The debate over new stimulus comes as some economists worry that the economic recovery is still shaky. Most don't think the nation will dip back into recession, but a few forecasters call the odds as high as 50-50.
The calls for new federal support for the economy also coincide with a rapid rise in the federal debt – and growing concern in Congress that this poses its own risk to America's economic health.
"We know that the debt being supported in this country is unsustainable.... It's more than the American people can stand," said Sen. Kay Bailey Hutchison (R) of Texas, as the Senate weighed new options after the vote.
She said the national debt has risen above $13 trillion, and that Obama administration budget plans show "no end in sight."
In this climate, bills of this kind are no longer called "stimulus" measures.

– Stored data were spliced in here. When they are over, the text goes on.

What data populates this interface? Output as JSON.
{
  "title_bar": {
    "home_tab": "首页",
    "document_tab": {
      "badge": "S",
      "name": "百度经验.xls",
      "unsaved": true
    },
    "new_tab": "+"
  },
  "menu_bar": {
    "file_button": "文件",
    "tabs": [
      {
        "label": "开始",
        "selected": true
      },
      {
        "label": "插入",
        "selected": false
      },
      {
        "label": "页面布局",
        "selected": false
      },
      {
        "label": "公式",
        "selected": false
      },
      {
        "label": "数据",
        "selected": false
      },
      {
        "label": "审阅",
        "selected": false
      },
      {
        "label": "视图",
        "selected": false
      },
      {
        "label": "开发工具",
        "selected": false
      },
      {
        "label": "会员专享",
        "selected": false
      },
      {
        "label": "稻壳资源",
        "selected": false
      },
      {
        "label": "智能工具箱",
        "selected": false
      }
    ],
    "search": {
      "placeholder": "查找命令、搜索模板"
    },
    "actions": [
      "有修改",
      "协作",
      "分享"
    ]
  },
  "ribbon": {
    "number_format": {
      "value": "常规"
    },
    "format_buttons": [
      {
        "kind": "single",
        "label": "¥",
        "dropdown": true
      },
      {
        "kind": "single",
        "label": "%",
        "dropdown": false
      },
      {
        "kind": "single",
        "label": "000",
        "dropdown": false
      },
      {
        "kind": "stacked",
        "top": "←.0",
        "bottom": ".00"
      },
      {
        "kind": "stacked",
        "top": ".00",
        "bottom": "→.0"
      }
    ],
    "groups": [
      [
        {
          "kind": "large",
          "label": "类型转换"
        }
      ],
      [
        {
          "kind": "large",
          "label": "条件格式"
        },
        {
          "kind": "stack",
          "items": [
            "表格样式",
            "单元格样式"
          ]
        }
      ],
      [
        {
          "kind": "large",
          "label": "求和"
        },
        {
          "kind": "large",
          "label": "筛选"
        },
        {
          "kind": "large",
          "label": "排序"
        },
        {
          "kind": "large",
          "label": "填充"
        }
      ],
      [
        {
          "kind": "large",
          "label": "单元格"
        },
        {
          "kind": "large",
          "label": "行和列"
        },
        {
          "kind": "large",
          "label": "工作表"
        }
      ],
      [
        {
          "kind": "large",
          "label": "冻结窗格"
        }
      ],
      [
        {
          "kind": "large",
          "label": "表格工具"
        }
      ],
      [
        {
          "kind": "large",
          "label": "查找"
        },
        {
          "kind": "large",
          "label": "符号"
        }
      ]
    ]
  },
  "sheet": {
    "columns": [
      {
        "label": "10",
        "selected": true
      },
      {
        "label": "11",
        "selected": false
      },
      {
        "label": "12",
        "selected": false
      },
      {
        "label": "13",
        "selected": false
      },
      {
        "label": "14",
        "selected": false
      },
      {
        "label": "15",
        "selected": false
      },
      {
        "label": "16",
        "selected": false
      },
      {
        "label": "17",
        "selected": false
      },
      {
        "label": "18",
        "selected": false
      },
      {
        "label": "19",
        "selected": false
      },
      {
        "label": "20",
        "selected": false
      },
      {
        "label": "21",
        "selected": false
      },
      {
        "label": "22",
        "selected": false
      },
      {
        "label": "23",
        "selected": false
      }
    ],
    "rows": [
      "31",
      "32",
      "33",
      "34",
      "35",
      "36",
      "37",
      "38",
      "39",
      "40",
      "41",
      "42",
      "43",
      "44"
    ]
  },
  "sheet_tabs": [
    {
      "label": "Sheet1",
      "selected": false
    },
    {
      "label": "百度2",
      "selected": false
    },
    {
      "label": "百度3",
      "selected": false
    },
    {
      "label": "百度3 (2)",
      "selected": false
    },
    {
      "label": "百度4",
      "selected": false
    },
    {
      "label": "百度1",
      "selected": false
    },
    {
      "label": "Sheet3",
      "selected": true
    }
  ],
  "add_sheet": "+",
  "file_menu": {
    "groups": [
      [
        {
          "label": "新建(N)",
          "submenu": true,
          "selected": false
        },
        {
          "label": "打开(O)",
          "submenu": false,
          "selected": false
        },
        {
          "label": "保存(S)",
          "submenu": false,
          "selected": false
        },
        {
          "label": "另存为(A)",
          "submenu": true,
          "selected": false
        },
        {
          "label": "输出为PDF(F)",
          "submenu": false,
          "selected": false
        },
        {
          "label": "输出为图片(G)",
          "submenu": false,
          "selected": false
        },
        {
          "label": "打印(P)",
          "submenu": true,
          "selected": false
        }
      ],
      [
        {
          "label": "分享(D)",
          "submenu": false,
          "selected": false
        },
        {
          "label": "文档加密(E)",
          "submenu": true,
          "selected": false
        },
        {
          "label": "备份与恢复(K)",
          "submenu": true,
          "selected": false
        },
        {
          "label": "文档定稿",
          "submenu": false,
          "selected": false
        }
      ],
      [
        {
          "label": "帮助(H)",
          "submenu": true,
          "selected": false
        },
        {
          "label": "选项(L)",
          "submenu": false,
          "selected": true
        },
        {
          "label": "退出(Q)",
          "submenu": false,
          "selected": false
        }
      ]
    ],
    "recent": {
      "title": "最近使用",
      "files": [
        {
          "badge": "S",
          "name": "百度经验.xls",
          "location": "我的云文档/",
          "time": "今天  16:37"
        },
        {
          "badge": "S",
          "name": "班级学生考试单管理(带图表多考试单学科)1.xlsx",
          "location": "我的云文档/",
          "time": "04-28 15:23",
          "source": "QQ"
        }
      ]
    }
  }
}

More commonly they're now called "jobs bills," and they're much smaller in scale than the $787 Recovery Act signed by Obama in early 2009. But the idea remains that by spending or cutting taxes, the government can help to revive the economy at a time when private-sector activity is weak.
Policy experts are divided over whether that strategy is working.
Federal Reserve Chairman Ben Bernanke gave qualified support for the Recovery Act recently. It has helped to create some jobs, he told a congressional panel. And he called the recovery "fragile," perhaps not ready for a quick withdrawal of stimulus.
That's a middle view among economists. Some say large new stimulus efforts are needed. Others point to academic research that calls into question the stimulus theories traced back to Depression-era economist John Maynard Keynes.
In his view, stimulus programs may be well intentioned during hard times, but they end up reshuffling the economic pie rather than making it larger.
And because it makes the public debt larger, at a time when debt is already high, it "is a process that ends badly."
Some Democrats in Congress appear to share that concern.
After the morning vote, lawmakers worked on a potential compromise bill that could garner the needed votes.